Queen was heterozygoot voor X-chromosoom. De vrouwtjes in de stamboom hebben geen fenotypisch effect. Het kunnen de dragers zijn en hun parende partners zijn normaal en het mannetje dat vrij is van de ziekte geeft het niet door. Man vertoont hemofilie. Het homozygote zieke vrouwtje zal niet overleven.

Er zijn drie algemene typen hemofilie bekend, die elk de productie van protrombineproteïnase (factor X) beïnvloeden, een enzym dat nodig is voor de bloedstolling.

(a) Het 'klassieke' geslachtsgebonden type of hemofilie 'A' dat kan worden gedetecteerd door een vermindering van de hoeveelheid van een stof die de antihemofilofactor (AHF of factor VIII) wordt genoemd, is goed voor ongeveer 80 procent van de hemofilie.

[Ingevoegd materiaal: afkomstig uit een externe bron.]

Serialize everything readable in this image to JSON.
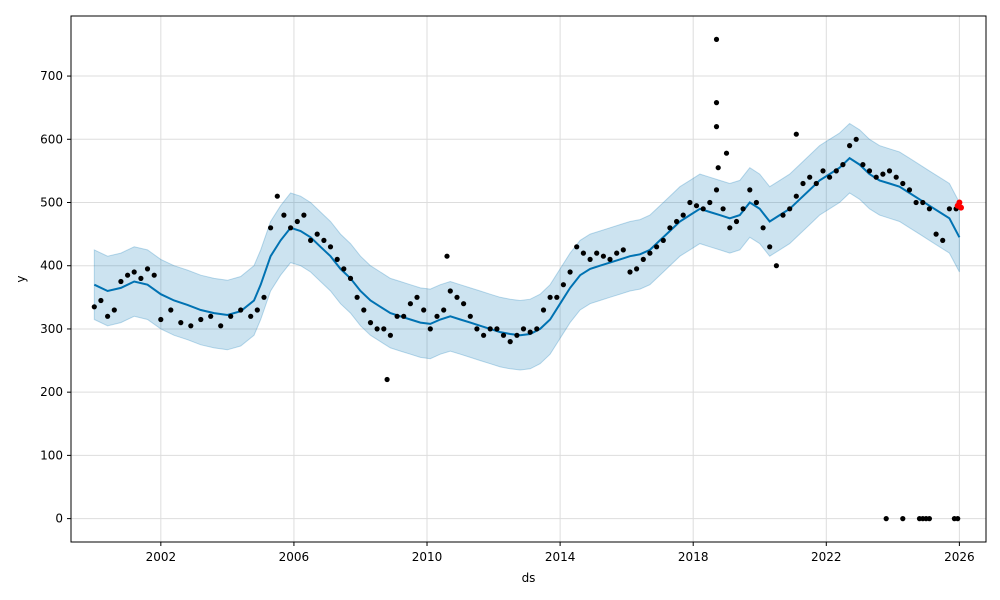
{
  "chart_data": {
    "type": "scatter",
    "title": "",
    "xlabel": "ds",
    "ylabel": "y",
    "xlim": [
      1999.3,
      2026.8
    ],
    "ylim": [
      -37,
      795
    ],
    "x_ticks": [
      {
        "value": 2002,
        "label": "2002"
      },
      {
        "value": 2006,
        "label": "2006"
      },
      {
        "value": 2010,
        "label": "2010"
      },
      {
        "value": 2014,
        "label": "2014"
      },
      {
        "value": 2018,
        "label": "2018"
      },
      {
        "value": 2022,
        "label": "2022"
      },
      {
        "value": 2026,
        "label": "2026"
      }
    ],
    "y_ticks": [
      {
        "value": 0,
        "label": "0"
      },
      {
        "value": 100,
        "label": "100"
      },
      {
        "value": 200,
        "label": "200"
      },
      {
        "value": 300,
        "label": "300"
      },
      {
        "value": 400,
        "label": "400"
      },
      {
        "value": 500,
        "label": "500"
      },
      {
        "value": 600,
        "label": "600"
      },
      {
        "value": 700,
        "label": "700"
      }
    ],
    "grid": true,
    "colors": {
      "observed": "#000000",
      "forecast": "#0072B2",
      "interval": "#0072B2",
      "highlight": "#ff0000",
      "grid": "#dddddd"
    },
    "forecast": {
      "x": [
        2000.0,
        2000.4,
        2000.8,
        2001.2,
        2001.6,
        2002.0,
        2002.4,
        2002.8,
        2003.2,
        2003.6,
        2004.0,
        2004.4,
        2004.8,
        2005.0,
        2005.3,
        2005.6,
        2005.9,
        2006.2,
        2006.5,
        2006.8,
        2007.1,
        2007.4,
        2007.7,
        2008.0,
        2008.3,
        2008.6,
        2008.9,
        2009.2,
        2009.5,
        2009.8,
        2010.1,
        2010.4,
        2010.7,
        2011.0,
        2011.3,
        2011.6,
        2011.9,
        2012.2,
        2012.5,
        2012.8,
        2013.1,
        2013.4,
        2013.7,
        2014.0,
        2014.3,
        2014.6,
        2014.9,
        2015.2,
        2015.5,
        2015.8,
        2016.1,
        2016.4,
        2016.7,
        2017.0,
        2017.3,
        2017.6,
        2017.9,
        2018.2,
        2018.5,
        2018.8,
        2019.1,
        2019.4,
        2019.7,
        2020.0,
        2020.3,
        2020.6,
        2020.9,
        2021.2,
        2021.5,
        2021.8,
        2022.1,
        2022.4,
        2022.7,
        2023.0,
        2023.3,
        2023.6,
        2023.9,
        2024.2,
        2024.5,
        2024.8,
        2025.1,
        2025.4,
        2025.7,
        2026.0
      ],
      "yhat": [
        370,
        360,
        365,
        375,
        370,
        355,
        345,
        338,
        330,
        325,
        322,
        328,
        345,
        370,
        415,
        440,
        460,
        455,
        445,
        430,
        415,
        395,
        380,
        360,
        345,
        335,
        325,
        320,
        315,
        310,
        308,
        315,
        320,
        315,
        310,
        305,
        300,
        295,
        292,
        290,
        292,
        300,
        315,
        340,
        365,
        385,
        395,
        400,
        405,
        410,
        415,
        418,
        425,
        440,
        455,
        470,
        480,
        490,
        485,
        480,
        475,
        480,
        500,
        490,
        470,
        480,
        490,
        505,
        520,
        535,
        545,
        555,
        570,
        560,
        545,
        535,
        530,
        525,
        515,
        505,
        495,
        485,
        475,
        445
      ]
    },
    "interval": {
      "x": [
        2000.0,
        2000.4,
        2000.8,
        2001.2,
        2001.6,
        2002.0,
        2002.4,
        2002.8,
        2003.2,
        2003.6,
        2004.0,
        2004.4,
        2004.8,
        2005.0,
        2005.3,
        2005.6,
        2005.9,
        2006.2,
        2006.5,
        2006.8,
        2007.1,
        2007.4,
        2007.7,
        2008.0,
        2008.3,
        2008.6,
        2008.9,
        2009.2,
        2009.5,
        2009.8,
        2010.1,
        2010.4,
        2010.7,
        2011.0,
        2011.3,
        2011.6,
        2011.9,
        2012.2,
        2012.5,
        2012.8,
        2013.1,
        2013.4,
        2013.7,
        2014.0,
        2014.3,
        2014.6,
        2014.9,
        2015.2,
        2015.5,
        2015.8,
        2016.1,
        2016.4,
        2016.7,
        2017.0,
        2017.3,
        2017.6,
        2017.9,
        2018.2,
        2018.5,
        2018.8,
        2019.1,
        2019.4,
        2019.7,
        2020.0,
        2020.3,
        2020.6,
        2020.9,
        2021.2,
        2021.5,
        2021.8,
        2022.1,
        2022.4,
        2022.7,
        2023.0,
        2023.3,
        2023.6,
        2023.9,
        2024.2,
        2024.5,
        2024.8,
        2025.1,
        2025.4,
        2025.7,
        2026.0
      ],
      "upper": [
        425,
        415,
        420,
        430,
        425,
        410,
        400,
        393,
        385,
        380,
        377,
        383,
        400,
        425,
        470,
        495,
        515,
        510,
        500,
        485,
        470,
        450,
        435,
        415,
        400,
        390,
        380,
        375,
        370,
        365,
        363,
        370,
        375,
        370,
        365,
        360,
        355,
        350,
        347,
        345,
        347,
        355,
        370,
        395,
        420,
        440,
        450,
        455,
        460,
        465,
        470,
        473,
        480,
        495,
        510,
        525,
        535,
        545,
        540,
        535,
        530,
        535,
        555,
        545,
        525,
        535,
        545,
        560,
        575,
        590,
        600,
        610,
        625,
        615,
        600,
        590,
        585,
        580,
        570,
        560,
        550,
        540,
        530,
        500
      ],
      "lower": [
        315,
        305,
        310,
        320,
        315,
        300,
        290,
        283,
        275,
        270,
        267,
        273,
        290,
        315,
        360,
        385,
        405,
        400,
        390,
        375,
        360,
        340,
        325,
        305,
        290,
        280,
        270,
        265,
        260,
        255,
        253,
        260,
        265,
        260,
        255,
        250,
        245,
        240,
        237,
        235,
        237,
        245,
        260,
        285,
        310,
        330,
        340,
        345,
        350,
        355,
        360,
        363,
        370,
        385,
        400,
        415,
        425,
        435,
        430,
        425,
        420,
        425,
        445,
        435,
        415,
        425,
        435,
        450,
        465,
        480,
        490,
        500,
        515,
        505,
        490,
        480,
        475,
        470,
        460,
        450,
        440,
        430,
        420,
        390
      ]
    },
    "observed": {
      "x": [
        2000.0,
        2000.2,
        2000.4,
        2000.6,
        2000.8,
        2001.0,
        2001.2,
        2001.4,
        2001.6,
        2001.8,
        2002.0,
        2002.3,
        2002.6,
        2002.9,
        2003.2,
        2003.5,
        2003.8,
        2004.1,
        2004.4,
        2004.7,
        2004.9,
        2005.1,
        2005.3,
        2005.5,
        2005.7,
        2005.9,
        2006.1,
        2006.3,
        2006.5,
        2006.7,
        2006.9,
        2007.1,
        2007.3,
        2007.5,
        2007.7,
        2007.9,
        2008.1,
        2008.3,
        2008.5,
        2008.7,
        2008.9,
        2009.1,
        2009.3,
        2009.5,
        2009.7,
        2009.9,
        2010.1,
        2010.3,
        2010.5,
        2010.7,
        2010.9,
        2011.1,
        2011.3,
        2011.5,
        2011.7,
        2011.9,
        2012.1,
        2012.3,
        2012.5,
        2012.7,
        2012.9,
        2013.1,
        2013.3,
        2013.5,
        2013.7,
        2013.9,
        2014.1,
        2014.3,
        2014.5,
        2014.7,
        2014.9,
        2015.1,
        2015.3,
        2015.5,
        2015.7,
        2015.9,
        2016.1,
        2016.3,
        2016.5,
        2016.7,
        2016.9,
        2017.1,
        2017.3,
        2017.5,
        2017.7,
        2017.9,
        2018.1,
        2018.3,
        2018.5,
        2018.7,
        2018.9,
        2019.1,
        2019.3,
        2019.5,
        2019.7,
        2019.9,
        2020.1,
        2020.3,
        2020.5,
        2020.7,
        2020.9,
        2021.1,
        2021.3,
        2021.5,
        2021.7,
        2021.9,
        2022.1,
        2022.3,
        2022.5,
        2022.7,
        2022.9,
        2023.1,
        2023.3,
        2023.5,
        2023.7,
        2023.9,
        2024.1,
        2024.3,
        2024.5,
        2024.7,
        2024.9,
        2025.1,
        2025.3,
        2025.5,
        2025.7,
        2025.9,
        2008.8,
        2010.6,
        2018.7,
        2018.7,
        2018.7,
        2018.75,
        2019.0,
        2021.1,
        2023.8,
        2024.3,
        2024.8,
        2024.9,
        2025.0,
        2025.1,
        2025.85,
        2025.95
      ],
      "y": [
        335,
        345,
        320,
        330,
        375,
        385,
        390,
        380,
        395,
        385,
        315,
        330,
        310,
        305,
        315,
        320,
        305,
        320,
        330,
        320,
        330,
        350,
        460,
        510,
        480,
        460,
        470,
        480,
        440,
        450,
        440,
        430,
        410,
        395,
        380,
        350,
        330,
        310,
        300,
        300,
        290,
        320,
        320,
        340,
        350,
        330,
        300,
        320,
        330,
        360,
        350,
        340,
        320,
        300,
        290,
        300,
        300,
        290,
        280,
        290,
        300,
        295,
        300,
        330,
        350,
        350,
        370,
        390,
        430,
        420,
        410,
        420,
        415,
        410,
        420,
        425,
        390,
        395,
        410,
        420,
        430,
        440,
        460,
        470,
        480,
        500,
        495,
        490,
        500,
        520,
        490,
        460,
        470,
        490,
        520,
        500,
        460,
        430,
        400,
        480,
        490,
        510,
        530,
        540,
        530,
        550,
        540,
        550,
        560,
        590,
        600,
        560,
        550,
        540,
        545,
        550,
        540,
        530,
        520,
        500,
        500,
        490,
        450,
        440,
        490,
        490,
        220,
        415,
        758,
        658,
        620,
        555,
        578,
        608,
        0,
        0,
        0,
        0,
        0,
        0,
        0,
        0
      ]
    },
    "highlight": {
      "x": [
        2025.95,
        2026.0,
        2026.05
      ],
      "y": [
        495,
        500,
        492
      ]
    }
  }
}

(b) Hemofilie 'B' of de ziekte van Kerstmis wordt veroorzaakt door vermindering van de hoeveelheid plasma-tromboplastine-component (PTC of factor IX), terwijl deze 20 procent van de hemofiliepatiënten vertegenwoordigt. Het gen voor hemofilie 'B' is niet allel van dat van hemofilie 'A'.

(c) Hemofilie 'C' is het gevolg van de interactie van zeldzaam autosomaal gen met de productie van antimedent plasma-tromboplastine (PTA of factor XI) is verantwoordelijk voor minder dan 1 procent hemofiliepatiënten.